Sebagaimana dilansir dari Detikcom, terdapat dua platform utama yang dapat digunakan untuk verifikasi data tersebut, yakni laman Ministry of Foreign Affairs (MOFA) Saudi Arabia dan portal KSA Visa. Jemaah diwajibkan menyiapkan dokumen paspor guna mengisi data nomor identitas serta kewarganegaraan pada sistem tersebut.
Proses pengecekan pada situs MOFA dilakukan dengan memasukkan nama depan sesuai paspor dan nomor paspor setelah pengguna mengubah preferensi bahasa ke bahasa Inggris. Sementara itu, platform KSA Visa menyediakan fitur 'Track Application' yang mengharuskan jemaah menginput nomor pengajuan atau nomor visa untuk melihat status terkini.
Sistem akan menampilkan data lengkap jika visa telah resmi diterbitkan, namun notifikasi 'data tidak ditemukan' akan muncul apabila proses penerbitan masih dalam tahap pengerjaan. Selain pengecekan visa, jemaah juga dapat memantau estimasi tahun keberangkatan melalui situs resmi Kementerian Haji dan Umrah dengan memasukkan nomor porsi haji.
Berdasarkan Rencana Perjalanan Haji (RPH) 1447 H yang disusun Kementerian Agama, pemberangkatan gelombang I menuju Madinah akan dimulai pada 22 April 2026. Jemaah gelombang pertama dijadwalkan bergeser dari Madinah ke Makkah pada 1 Mei 2026 sebelum puncak haji dimulai.
Puncak ibadah haji atau wukuf di Arafah ditetapkan pada 26 Mei 2026, yang diikuti dengan Hari Raya Idul Adha pada 27 Mei 2026. Setelah rangkaian ibadah selesai, proses pemulangan jemaah gelombang I ke tanah air akan dimulai secara bertahap pada 1 Juni 2026.

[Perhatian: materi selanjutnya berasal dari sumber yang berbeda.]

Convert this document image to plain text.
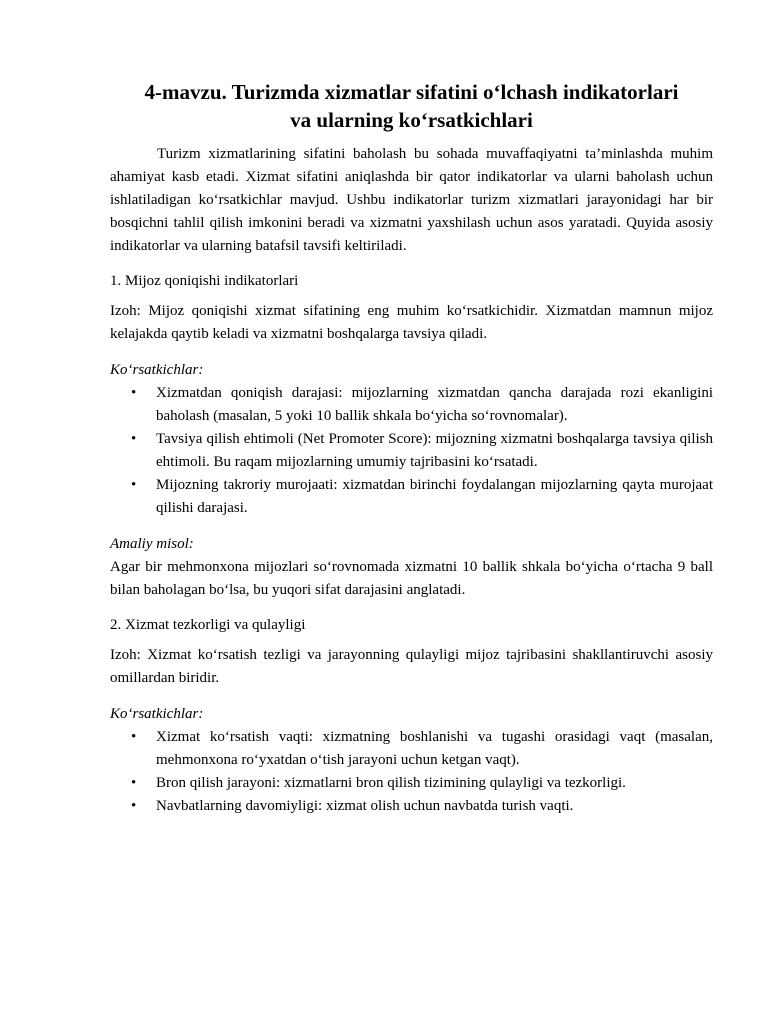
4-mavzu. Turizmda xizmatlar sifatini o‘lchash indikatorlari
va ularning ko‘rsatkichlari

Turizm xizmatlarining sifatini baholash bu sohada muvaffaqiyatni ta’minlashda muhim ahamiyat kasb etadi. Xizmat sifatini aniqlashda bir qator indikatorlar va ularni baholash uchun ishlatiladigan ko‘rsatkichlar mavjud. Ushbu indikatorlar turizm xizmatlari jarayonidagi har bir bosqichni tahlil qilish imkonini beradi va xizmatni yaxshilash uchun asos yaratadi. Quyida asosiy indikatorlar va ularning batafsil tavsifi keltiriladi.

1. Mijoz qoniqishi indikatorlari

Izoh: Mijoz qoniqishi xizmat sifatining eng muhim ko‘rsatkichidir. Xizmatdan mamnun mijoz kelajakda qaytib keladi va xizmatni boshqalarga tavsiya qiladi.

Ko‘rsatkichlar:

• Xizmatdan qoniqish darajasi: mijozlarning xizmatdan qancha darajada rozi ekanligini baholash (masalan, 5 yoki 10 ballik shkala bo‘yicha so‘rovnomalar).
• Tavsiya qilish ehtimoli (Net Promoter Score): mijozning xizmatni boshqalarga tavsiya qilish ehtimoli. Bu raqam mijozlarning umumiy tajribasini ko‘rsatadi.
• Mijozning takroriy murojaati: xizmatdan birinchi foydalangan mijozlarning qayta murojaat qilishi darajasi.

Amaliy misol:

Agar bir mehmonxona mijozlari so‘rovnomada xizmatni 10 ballik shkala bo‘yicha o‘rtacha 9 ball bilan baholagan bo‘lsa, bu yuqori sifat darajasini anglatadi.

2. Xizmat tezkorligi va qulayligi

Izoh: Xizmat ko‘rsatish tezligi va jarayonning qulayligi mijoz tajribasini shakllantiruvchi asosiy omillardan biridir.

Ko‘rsatkichlar:

• Xizmat ko‘rsatish vaqti: xizmatning boshlanishi va tugashi orasidagi vaqt (masalan, mehmonxona ro‘yxatdan o‘tish jarayoni uchun ketgan vaqt).
• Bron qilish jarayoni: xizmatlarni bron qilish tizimining qulayligi va tezkorligi.
• Navbatlarning davomiyligi: xizmat olish uchun navbatda turish vaqti.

| Tanggal | Agenda Kegiatan |
|---|---|
| 21 April 2026 | Jemaah masuk asrama haji |
| 22 April 2026 | Awal pemberangkatan gelombang I |
| 21 Mei 2026 | Akhir pemberangkatan gelombang II |
| 26 Mei 2026 | Wukuf di Arafah |
| 1 Juli 2026 | Akhir kedatangan jemaah di Indonesia |
Otoritas terkait mengimbau seluruh calon jemaah untuk terus memantau informasi resmi dari pemerintah guna menghindari kendala administrasi. Seluruh proses pergerakan jemaah, baik gelombang I maupun gelombang II, diproyeksikan selesai sepenuhnya pada 1 Juli 2026.